Wheeling Jesuit University


WJU Students and Professor Present Research in Florida




A group of WJU students, along with Dr. Bryan Raudenbush, assistant professor of psychology, recently returned from the Association for Chemical Reception Science conference in Sarasota, Fla., where the following presentations were made;

- Nathan Corley and Raudenbush presented their research titled “Effects of Odorant Administration on Ratings of Physical Attractiveness and Personality Characteristics.”
The two discussed how males rate females as more attractive and possessing more positive personality characteristics when in the presence of cinnamon odor. This has implications for how individuals are viewed in social situations and the way individuals might respond in dating and social-interaction situations, particularly since cinnamon odor also increases sexual arousal in males.

- Pamela Grayhem, Jerrod Koon, Allison Whalen, Shannon Barker, Jessica Perkins and Raudenbush presented “Effects of Peppermint Odor on Increasing Clerical Office-Work Performance.” The group discovered clerical office work (typing, filing, alphabetization) can be improved with peppermint odor, which stimulates work habits. The group discussed how peppermint has implications for any business environment where managers wish to increase worker productivity.

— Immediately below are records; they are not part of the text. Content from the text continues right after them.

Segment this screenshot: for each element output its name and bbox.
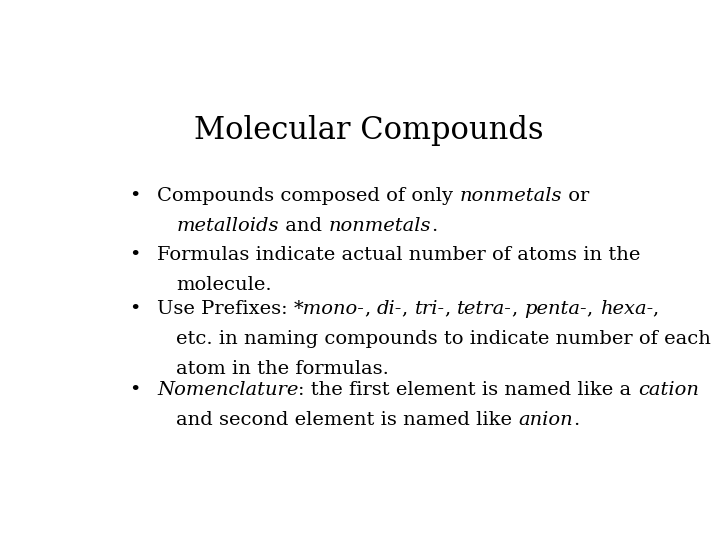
Text: tetra-: tetra- (457, 300, 512, 318)
Text: nonmetals: nonmetals (459, 187, 562, 205)
Text: Use Prefixes:: Use Prefixes: (157, 300, 294, 318)
Text: cation: cation (638, 381, 698, 399)
Text: ,: , (402, 300, 415, 318)
Text: atom in the formulas.: atom in the formulas. (176, 360, 390, 377)
Text: ,: , (653, 300, 659, 318)
Text: Formulas indicate actual number of atoms in the: Formulas indicate actual number of atoms… (157, 246, 640, 264)
Text: .: . (573, 411, 580, 429)
Text: •: • (129, 187, 140, 205)
Text: Nomenclature: Nomenclature (157, 381, 298, 399)
Text: •: • (129, 246, 140, 264)
Text: Compounds composed of only: Compounds composed of only (157, 187, 459, 205)
Text: ,: , (445, 300, 457, 318)
Text: nonmetals: nonmetals (328, 218, 431, 235)
Text: Molecular Compounds: Molecular Compounds (194, 114, 544, 146)
Text: *mono-: *mono- (294, 300, 365, 318)
Text: ,: , (365, 300, 377, 318)
Text: tri-: tri- (415, 300, 445, 318)
Text: •: • (129, 300, 140, 318)
Text: ,: , (512, 300, 525, 318)
Text: anion: anion (518, 411, 573, 429)
Text: hexa-: hexa- (600, 300, 653, 318)
Text: metalloids: metalloids (176, 218, 279, 235)
Text: : the first element is named like a: : the first element is named like a (298, 381, 638, 399)
Text: penta-: penta- (525, 300, 588, 318)
Text: or: or (562, 187, 589, 205)
Text: di-: di- (377, 300, 402, 318)
Text: •: • (129, 381, 140, 399)
Text: and: and (279, 218, 328, 235)
Text: etc. in naming compounds to indicate number of each: etc. in naming compounds to indicate num… (176, 329, 711, 348)
Text: molecule.: molecule. (176, 275, 272, 294)
Text: and second element is named like: and second element is named like (176, 411, 518, 429)
Text: .: . (431, 218, 437, 235)
Text: ,: , (588, 300, 600, 318)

- Ashley Kozlowski, Breyan Tornifolio and Raudenbush presented their study titled “Generalizability vs. Specificity of Psychophysical Ratings Made by Food Neophobics and Neophilics Across All Sensory Dimensions.” The group discovered sensory ratings of food neophobics (those individuals who are unwilling to try new foods) do not extend to ratings of other sensory qualities.

- Brian Meyer, Nicholas Flower, Kozlowski, Corley and Raudenbush’s study “Cephalic Phase Salivary Response Differences Characterize Levels of Food Neophobia” discussed how food neophobics salivate less to all types of food and non-food stimuli, whereas food neophilics (those people overtly willing to try new foods) tend to salivate a lot to anything.

- Anne McCune, Kimberly Gillis, Kristin Zambito, Perkins, Tornifolio, and Raudenbush’s presentation was titled “Effects of Motivation and Competitiveness on Pain Threshold and Response.” Their study showed that people can withstand more painful stimuli for a longer period of time if they are told that the general public can withstand a particular level of pain. Implications are related to motivating people to endure painful situations when they might otherwise want some type of release from the painful stimulation.

- Meyer, Flower, Koon and Raudenbush presented a project titled “Modulation of Pain Threshold, Pain Tolerance, Mood, Workload and Anxiety Through Odorant Administration”î This research showed that people can withstand more painful stimuli for a longer period of time if either peppermint or jasmine odor is in the room. According to Raudenbush, this has great implication for in-patient surgeries, stressful events, and promoting relaxation at the dentist's office or playing a sport while injured.